The solar gardeners, located in South Australia, Victoria, NSW, and Queensland, have purchased virtual plots in the solar farm for a one-off payment of $4,200 per 3 kW allotment and will now receive a $300-$400 credit off their annual electricity bill (at approximately 7-10 cents per kWh) for the next decade.

Nigel Hancock, treasurer of community energy group Pingala which is one of the project partners behind the Haystacks Solar Farm, said the development has allowed people unable to invest in their own rooftop PV systems, such as renters and apartment dwellers, to enjoy the benefits of solar.

“Despite the massive uptake of rooftop solar in Australia, there are still countless individuals in our communities who lack access to the benefits of solar energy,” he said. “Haystacks Solar Garden serves as a template of success, paving the way for more solar gardens to follow and ensuring that more people can share in the solar revolution.”

Haystacks Solar Garden Project Manager Kim Mallee said delivering the asset had not been a simple task and had highlighted some of the flaws in Australia’s energy transition.

Mallee acknowledged Australia’s rollout of “rooftop and commercial and mega, industrial scale solar,” but pointed out that many Australians are still unable to invest directly into renewables.

“The energy transition obviously really needs to be fast and fair [but] we need so many different ways of doing things,” she said.

“Haystacks Solar Garden has pioneered a new community-focused way of doing clean energy.”

“It’s taken us four years … but now we’ve got it.

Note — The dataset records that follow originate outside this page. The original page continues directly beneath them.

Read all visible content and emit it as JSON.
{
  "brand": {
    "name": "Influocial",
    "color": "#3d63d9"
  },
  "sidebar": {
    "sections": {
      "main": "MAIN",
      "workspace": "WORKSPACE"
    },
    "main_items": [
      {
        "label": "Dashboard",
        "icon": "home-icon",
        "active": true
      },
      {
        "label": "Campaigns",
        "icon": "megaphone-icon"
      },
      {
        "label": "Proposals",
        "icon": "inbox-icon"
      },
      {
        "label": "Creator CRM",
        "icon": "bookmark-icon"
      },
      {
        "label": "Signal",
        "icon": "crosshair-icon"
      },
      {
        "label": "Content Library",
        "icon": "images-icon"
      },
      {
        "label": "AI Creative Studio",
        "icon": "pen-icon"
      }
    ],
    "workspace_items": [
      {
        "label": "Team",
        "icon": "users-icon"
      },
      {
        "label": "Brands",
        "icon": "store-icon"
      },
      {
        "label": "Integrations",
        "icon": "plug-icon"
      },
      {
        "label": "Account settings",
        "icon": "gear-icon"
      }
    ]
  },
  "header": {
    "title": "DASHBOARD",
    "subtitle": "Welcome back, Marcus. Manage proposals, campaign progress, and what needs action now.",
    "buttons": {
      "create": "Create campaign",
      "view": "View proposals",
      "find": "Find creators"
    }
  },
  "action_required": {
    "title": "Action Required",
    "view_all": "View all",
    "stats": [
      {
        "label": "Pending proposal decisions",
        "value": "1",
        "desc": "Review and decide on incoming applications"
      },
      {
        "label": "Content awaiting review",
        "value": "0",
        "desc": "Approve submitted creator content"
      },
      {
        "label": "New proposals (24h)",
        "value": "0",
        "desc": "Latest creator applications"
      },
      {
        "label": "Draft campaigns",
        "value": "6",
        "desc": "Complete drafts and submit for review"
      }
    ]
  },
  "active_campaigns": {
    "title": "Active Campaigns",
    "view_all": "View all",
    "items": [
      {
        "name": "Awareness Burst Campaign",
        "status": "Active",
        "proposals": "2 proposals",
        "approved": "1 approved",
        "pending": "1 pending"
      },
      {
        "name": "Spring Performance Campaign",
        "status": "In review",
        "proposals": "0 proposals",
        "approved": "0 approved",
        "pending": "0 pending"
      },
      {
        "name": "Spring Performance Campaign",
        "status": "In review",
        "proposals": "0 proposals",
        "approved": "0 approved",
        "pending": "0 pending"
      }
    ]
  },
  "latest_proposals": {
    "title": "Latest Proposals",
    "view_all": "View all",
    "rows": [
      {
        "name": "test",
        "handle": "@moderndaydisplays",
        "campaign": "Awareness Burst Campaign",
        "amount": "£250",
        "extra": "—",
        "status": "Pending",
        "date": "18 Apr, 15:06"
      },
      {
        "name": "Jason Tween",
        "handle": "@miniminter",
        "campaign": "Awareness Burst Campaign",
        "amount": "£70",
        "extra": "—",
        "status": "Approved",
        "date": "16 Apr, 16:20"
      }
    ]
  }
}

We’ve got proof of concept, and every retailer or developer that wants to see how it works in Australia, knows it can be done.”

Solar gardeners will attend an official launch at the Haystacks Solar Garden on 27 April, 2024.The Haystacks project was developed in partnership with community solar developer Komo Energy, Pingala, advocacy organisation Community Power Agency, and funded in part by the NSW government’s Regional Community Energy Fund.

Mallee said the project has teamed with electricity retailer Energy Locals, ensuring that ‘gardeners’ can be located wherever Energy Locals has a retailing licence.

Jean Hay, one of those who have purchased a plot in the Haystacks Solar Garden, said the project is making history for the access it gives people unable to otherwise participate in the decarbonisation of Australia.

“I’m a renter, I live in a unit and my partner and I are both in our 80s. We deeply care about equity in the shift to clean energy and this is a way of making the benefits of renewables accessible to all,” she said.

The Haystacks Solar Garden will be officially launched with a celebration at Grong Grong on 27 April 2024.